Prof. Dr. Uyan Semerci, “Tüm çocukların sağlıklı gelişimlerini sağlayacak gözetici bakım ve gerekli durumlarda tedaviye erişimi; tekrar eğitimin, kaliteli eğitimin, tüm çocukları kapsayacak formda düzenlenmesinin öncelenmesi gerekiyor. Pandemi sonrası periyotta arttığı tespit edilen çocuk personelliği başta olmak üzere en dezavantajlı şartlardaki çocukların durumunu güzelleştirecek siyasetler ve uygulamalar hedeflenmeli.” diye belirtti.
‘Çocuklara yönelik şiddet konusunda farkındalık artırılmalı’
Çocukların içinde oldukları konut ve ömür şartları açısından farklı risklerle karşı karşıya olduğunu belirten Prof. Dr. Uyan Semerci, “Okullarda ve toplumsal medyada akran zorbalığı da dahil olmak üzere toplumda çocuklara yönelik şiddet konusunda farkındalık artırılmalı, topyekûn bir uğraş ile çocukların güvenliği öncelenmeli.
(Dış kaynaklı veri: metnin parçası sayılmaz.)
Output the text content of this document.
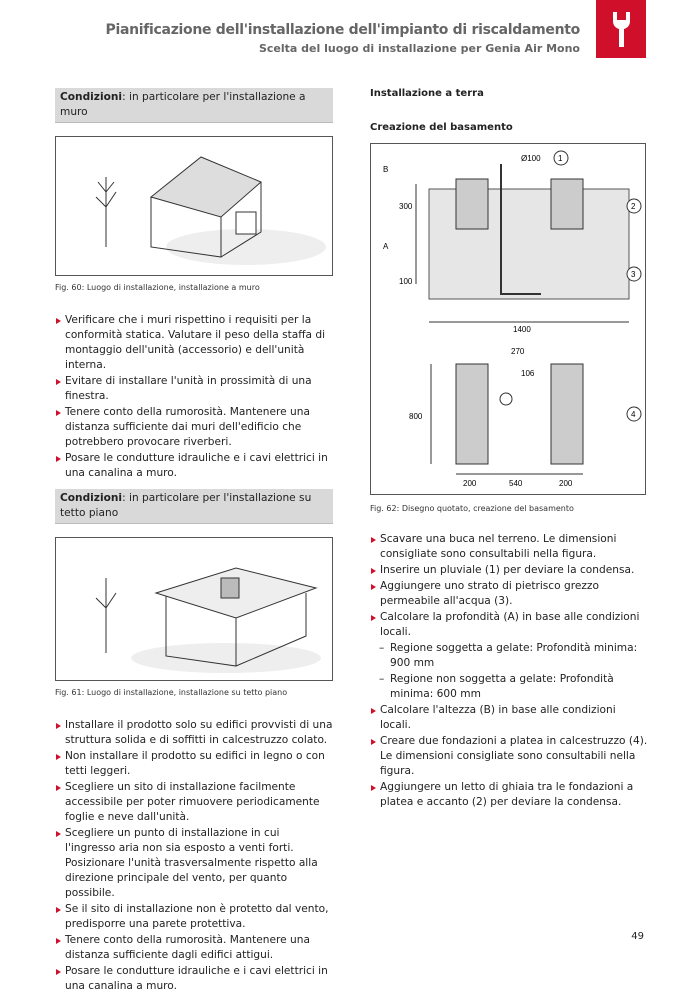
Pianificazione dell'installazione dell'impianto di riscaldamento
Scelta del luogo di installazione per Genia Air Mono
Condizioni: in particolare per l'installazione a muro
Fig. 60: Luogo di installazione, installazione a muro
Verificare che i muri rispettino i requisiti per la conformità statica. Valutare il peso della staffa di montaggio dell'unità (accessorio) e dell'unità interna.
Evitare di installare l'unità in prossimità di una finestra.
Tenere conto della rumorosità. Mantenere una distanza sufficiente dai muri dell'edificio che potrebbero provocare riverberi.
Posare le condutture idrauliche e i cavi elettrici in una canalina a muro.
Condizioni: in particolare per l'installazione su tetto piano
Fig. 61: Luogo di installazione, installazione su tetto piano
Installare il prodotto solo su edifici provvisti di una struttura solida e di soffitti in calcestruzzo colato.
Non installare il prodotto su edifici in legno o con tetti leggeri.
Scegliere un sito di installazione facilmente accessibile per poter rimuovere periodicamente foglie e neve dall'unità.
Scegliere un punto di installazione in cui l'ingresso aria non sia esposto a venti forti. Posizionare l'unità trasversalmente rispetto alla direzione principale del vento, per quanto possibile.
Se il sito di installazione non è protetto dal vento, predisporre una parete protettiva.
Tenere conto della rumorosità. Mantenere una distanza sufficiente dagli edifici attigui.
Posare le condutture idrauliche e i cavi elettrici in una canalina a muro.
Installazione a terra
Creazione del basamento
Ø100 1
2
3
4
B
A
300
100
1400
270
106
800
200	540	200
Fig. 62: Disegno quotato, creazione del basamento
Scavare una buca nel terreno. Le dimensioni consigliate sono consultabili nella figura.
Inserire un pluviale (1) per deviare la condensa.
Aggiungere uno strato di pietrisco grezzo permeabile all'acqua (3).
Calcolare la profondità (A) in base alle condizioni locali.
– Regione soggetta a gelate: Profondità minima: 900 mm
– Regione non soggetta a gelate: Profondità minima: 600 mm
Calcolare l'altezza (B) in base alle condizioni locali.
Creare due fondazioni a platea in calcestruzzo (4). Le dimensioni consigliate sono consultabili nella figura.
Aggiungere un letto di ghiaia tra le fondazioni a platea e accanto (2) per deviare la condensa.
49
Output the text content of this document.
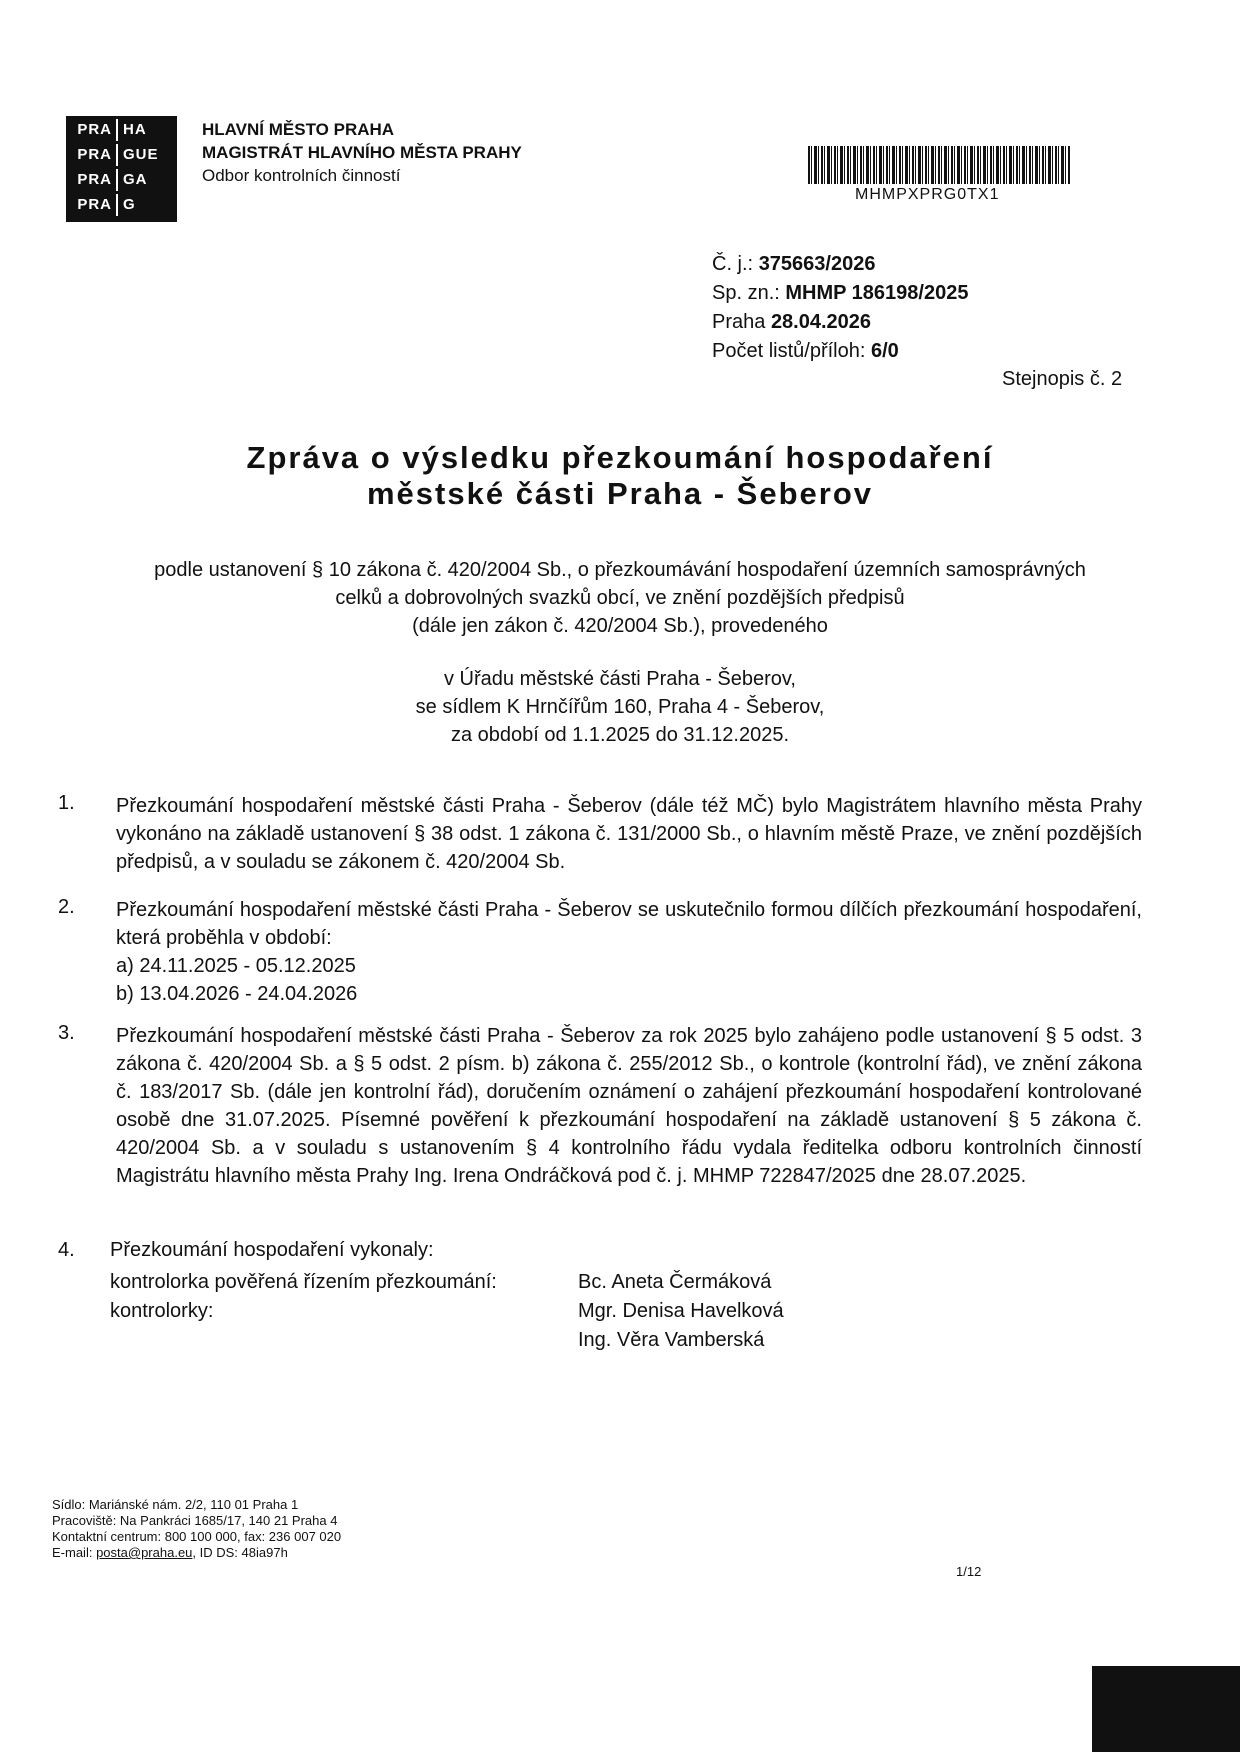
PRA HA
PRA GUE
PRA GA
PRA G
HLAVNÍ MĚSTO PRAHA
MAGISTRÁT HLAVNÍHO MĚSTA PRAHY
Odbor kontrolních činností
MHMPXPRG0TX1
Č. j.: 375663/2026
Sp. zn.: MHMP 186198/2025
Praha 28.04.2026
Počet listů/příloh: 6/0
Stejnopis č. 2
Zpráva o výsledku přezkoumání hospodaření
městské části Praha - Šeberov
podle ustanovení § 10 zákona č. 420/2004 Sb., o přezkoumávání hospodaření územních samosprávných
celků a dobrovolných svazků obcí, ve znění pozdějších předpisů
(dále jen zákon č. 420/2004 Sb.), provedeného
v Úřadu městské části Praha - Šeberov,
se sídlem K Hrnčířům 160, Praha 4 - Šeberov,
za období od 1.1.2025 do 31.12.2025.
1. Přezkoumání hospodaření městské části Praha - Šeberov (dále též MČ) bylo Magistrátem hlavního města Prahy vykonáno na základě ustanovení § 38 odst. 1 zákona č. 131/2000 Sb., o hlavním městě Praze, ve znění pozdějších předpisů, a v souladu se zákonem č. 420/2004 Sb.
2. Přezkoumání hospodaření městské části Praha - Šeberov se uskutečnilo formou dílčích přezkoumání hospodaření, která proběhla v období:
a) 24.11.2025 - 05.12.2025
b) 13.04.2026 - 24.04.2026
3. Přezkoumání hospodaření městské části Praha - Šeberov za rok 2025 bylo zahájeno podle ustanovení § 5 odst. 3 zákona č. 420/2004 Sb. a § 5 odst. 2 písm. b) zákona č. 255/2012 Sb., o kontrole (kontrolní řád), ve znění zákona č. 183/2017 Sb. (dále jen kontrolní řád), doručením oznámení o zahájení přezkoumání hospodaření kontrolované osobě dne 31.07.2025. Písemné pověření k přezkoumání hospodaření na základě ustanovení § 5 zákona č. 420/2004 Sb. a v souladu s ustanovením § 4 kontrolního řádu vydala ředitelka odboru kontrolních činností Magistrátu hlavního města Prahy Ing. Irena Ondráčková pod č. j. MHMP 722847/2025 dne 28.07.2025.
4. Přezkoumání hospodaření vykonaly:
kontrolorka pověřená řízením přezkoumání:
kontrolorky:
Bc. Aneta Čermáková
Mgr. Denisa Havelková
Ing. Věra Vamberská
Sídlo: Mariánské nám. 2/2, 110 01 Praha 1
Pracoviště: Na Pankráci 1685/17, 140 21 Praha 4
Kontaktní centrum: 800 100 000, fax: 236 007 020
E-mail: posta@praha.eu, ID DS: 48ia97h
1/12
Ayrıyeten kız çocuklarını güçlendirmeye dair siyasetler ve müdahaleler de planlanmalı” dedi.
Son devirde gerçekleşen çocuk hakkı ihlallerine de dikkat çeken Prof. Dr. Uyan Semerci, “Maalesef üst üste insanlığımızdan utandığımız ağır olaylara, acı kayıplara şahitlik ediyoruz. Narin cinayeti, yenidoğan vefatları, İzmir’de 5 çocuğun yangında ölmesi… Gerçekten de çocuk ölümlerinin, hayat hakkının olmadığı örnekleri kayıt altına almaya çalıştığımız bir devirdeyiz. Öğrendiğimiz her kayıpla bu hak ihlallerinin bir sefer daha tekrar etmemesi için ne yapmalıyız sorusu da hepimizin yanıtlaması gereken bir soru.” dedi.
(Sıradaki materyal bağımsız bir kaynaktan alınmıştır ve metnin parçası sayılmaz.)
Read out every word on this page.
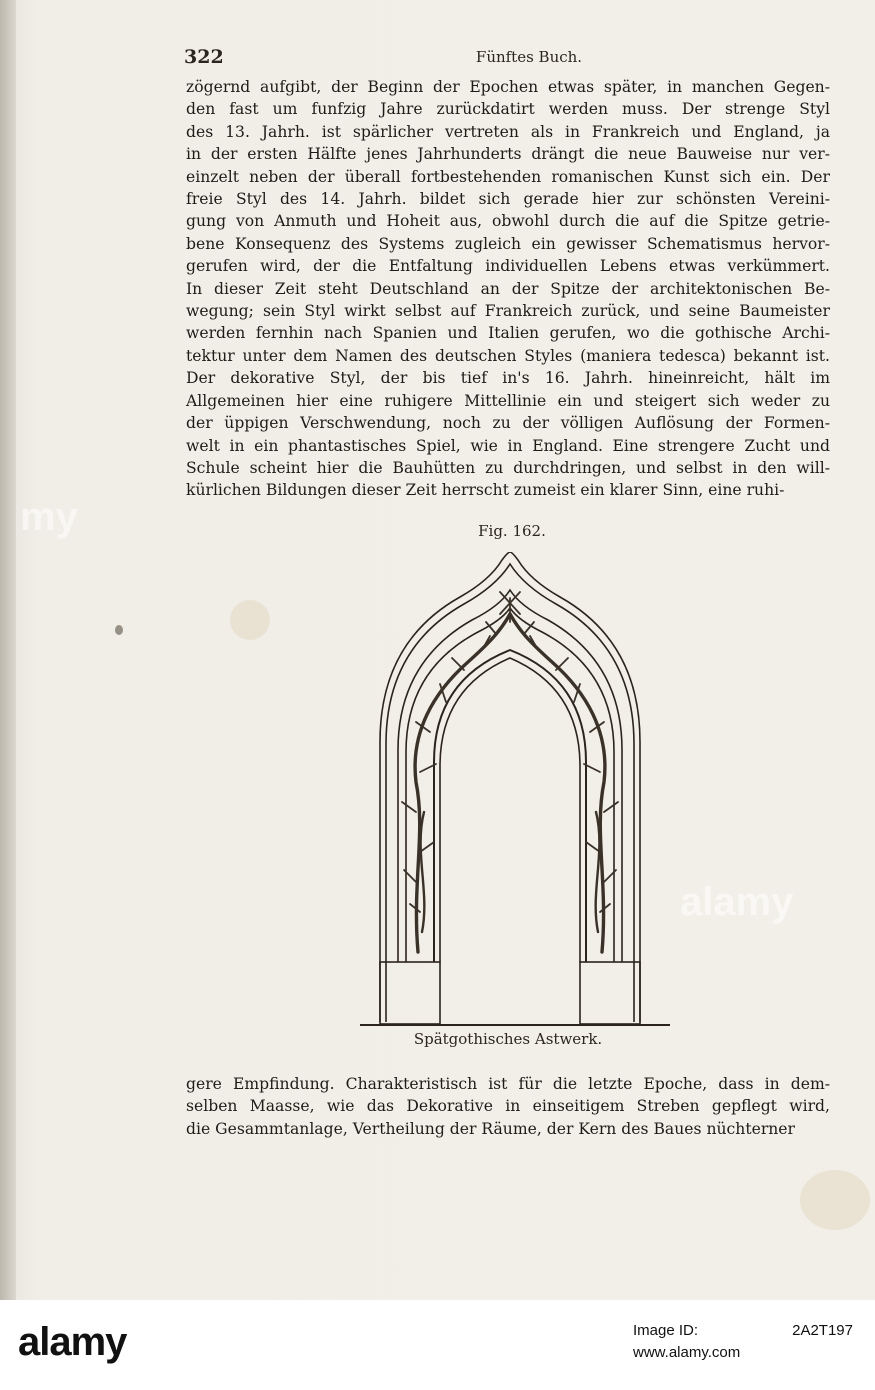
my
alamy
322	Fünftes Buch.
zögernd aufgibt, der Beginn der Epochen etwas später, in manchen Gegen-
den fast um funfzig Jahre zurückdatirt werden muss. Der strenge Styl
des 13. Jahrh. ist spärlicher vertreten als in Frankreich und England, ja
in der ersten Hälfte jenes Jahrhunderts drängt die neue Bauweise nur ver-
einzelt neben der überall fortbestehenden romanischen Kunst sich ein. Der
freie Styl des 14. Jahrh. bildet sich gerade hier zur schönsten Vereini-
gung von Anmuth und Hoheit aus, obwohl durch die auf die Spitze getrie-
bene Konsequenz des Systems zugleich ein gewisser Schematismus hervor-
gerufen wird, der die Entfaltung individuellen Lebens etwas verkümmert.
In dieser Zeit steht Deutschland an der Spitze der architektonischen Be-
wegung; sein Styl wirkt selbst auf Frankreich zurück, und seine Baumeister
werden fernhin nach Spanien und Italien gerufen, wo die gothische Archi-
tektur unter dem Namen des deutschen Styles (maniera tedesca) bekannt ist.
Der dekorative Styl, der bis tief in's 16. Jahrh. hineinreicht, hält im
Allgemeinen hier eine ruhigere Mittellinie ein und steigert sich weder zu
der üppigen Verschwendung, noch zu der völligen Auflösung der Formen-
welt in ein phantastisches Spiel, wie in England. Eine strengere Zucht und
Schule scheint hier die Bauhütten zu durchdringen, und selbst in den will-
kürlichen Bildungen dieser Zeit herrscht zumeist ein klarer Sinn, eine ruhi-
Fig. 162.
Spätgothisches Astwerk.
gere Empfindung. Charakteristisch ist für die letzte Epoche, dass in dem-
selben Maasse, wie das Dekorative in einseitigem Streben gepflegt wird,
die Gesammtanlage, Vertheilung der Räume, der Kern des Baues nüchterner
alamy	Image ID:	2A2T197
www.alamy.com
Kız çocuklarının bilhassa dezavantajlı ailelerde eğitim hakkına erişimindeki pürüzlere de dikkat çeken Prof. Dr. Uyan Semerci, “Kız çocukları, sosyo-ekonomik eşitsizlikler nedeniyle erken yaşta mesken işleri ve bakım sorumluluklarını üstlenmek zorunda kalıyor. Bu durum, eğitimlerini tamamlamalarını engelliyor. Toplumsal cinsiyet eşitliği konusundaki farkındalık kampanyaları ve uygun uygulamalar yaygınlaştırılmalı.” dedi.